Some ParElastic users actually manage existing SQL services such as Amazon’s Relational Database Service and Google Cloud SQL. One even uses it to manage an in-house database environment. And technically, Rugg noted, ParElastic could manage cross-cloud database deployments but, because of the inherent latency hit that would entail, “we wouldn’t recommend that.”
However, he said, the biggest beneficiary of ParElastic aside from the company itself might well be AWS. It is by far the most widely used cloud in the world, but when users reach the limites of their single database instances, Amazon usually tells them to look into sharding or perhaps transitioning to DynamoDB. “None of those are really too friendly for Amazon keeping their customers moving forward in their cloud,” Rugg said.
Further, although certain cloud providers offer better CPU, IO or network performance than AWS does (Rugg cited Rackspace as being particularly strong on IO performance, for example, and ProfitBricks as looking promising on the network front), “Amazon is sort of the lowest common denominator in a number of ways,” Rugg explained. The economics and performance requirements vary from application to application, of course, but ParElastic could help stitch together a number of commodity AWS instances to provide suitable performance at a lower cost than might be possible using the biggest, fastest instances from other providers.
Having watched the cloud market unfold as it has, though, Rugg and ParElastic aren’t banking on AWS — which has a reputation for launching services that compete with startup ecosystem partners — as the future of the business.
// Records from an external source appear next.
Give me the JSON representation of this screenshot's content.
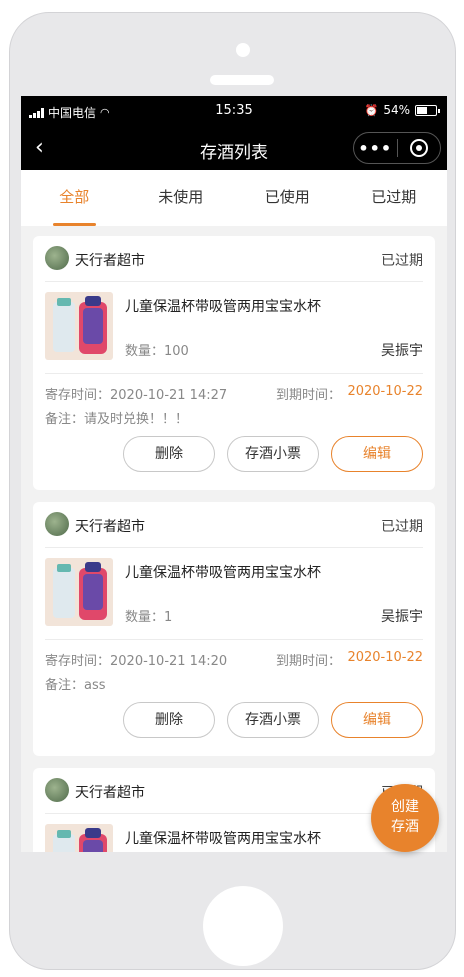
{
  "status_bar": {
    "carrier": "中国电信",
    "time": "15:35",
    "battery": "54%"
  },
  "nav": {
    "title": "存酒列表",
    "more_label": "•••"
  },
  "tabs": [
    {
      "label": "全部",
      "active": true
    },
    {
      "label": "未使用",
      "active": false
    },
    {
      "label": "已使用",
      "active": false
    },
    {
      "label": "已过期",
      "active": false
    }
  ],
  "cards": [
    {
      "store": "天行者超市",
      "status": "已过期",
      "product": "儿童保温杯带吸管两用宝宝水杯",
      "quantity": "数量：100",
      "owner": "吴振宇",
      "deposit_time": "寄存时间：2020-10-21 14:27",
      "expire_label": "到期时间：",
      "expire_date": "2020-10-22",
      "remark": "备注：请及时兑换！！！",
      "buttons": {
        "delete": "删除",
        "receipt": "存酒小票",
        "edit": "编辑"
      }
    },
    {
      "store": "天行者超市",
      "status": "已过期",
      "product": "儿童保温杯带吸管两用宝宝水杯",
      "quantity": "数量：1",
      "owner": "吴振宇",
      "deposit_time": "寄存时间：2020-10-21 14:20",
      "expire_label": "到期时间：",
      "expire_date": "2020-10-22",
      "remark": "备注：ass",
      "buttons": {
        "delete": "删除",
        "receipt": "存酒小票",
        "edit": "编辑"
      }
    },
    {
      "store": "天行者超市",
      "status": "已过期",
      "product": "儿童保温杯带吸管两用宝宝水杯"
    }
  ],
  "fab": {
    "line1": "创建",
    "line2": "存酒"
  },
  "colors": {
    "accent": "#e8832c",
    "nav_bg": "#000000",
    "page_bg": "#f2f2f2"
  },
  "icons": [
    "signal-icon",
    "wifi-icon",
    "alarm-icon",
    "battery-icon",
    "back-arrow-icon",
    "more-icon",
    "target-icon",
    "store-avatar"
  ]
}
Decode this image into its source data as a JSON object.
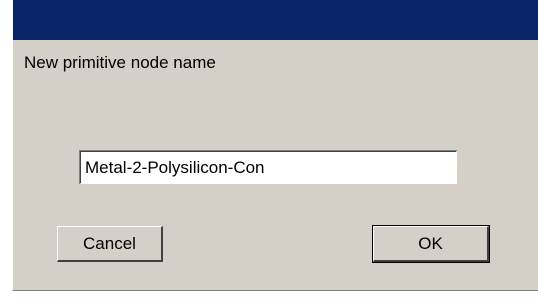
{
  "dialog": {
    "prompt": "New primitive node name",
    "name_value": "Metal-2-Polysilicon-Con",
    "cancel_label": "Cancel",
    "ok_label": "OK"
  },
  "colors": {
    "titlebar": "#0a246a",
    "dialog_face": "#d4d0c8",
    "field_background": "#ffffff"
  }
}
By supporting other cloud providers that are gaining acceptance (aside from the ones Rugg noted, Google has been impressing some with the performance of its Compute Engine service), ParElastic is in a pretty good position to handle whatever cloud-database market shifts might occur.
“Even if Amazon comes out and says ‘We’re going to replace you with something we built back in the lab,’ that puts us in a great position in terms of validating the market,” Rugg said.
ParElastic’s existing investors — Point Judith Capital, CommonAngels and LaunchCapital — also participated in the Series A round, which brings the company’s total venture capital to $8.7 million.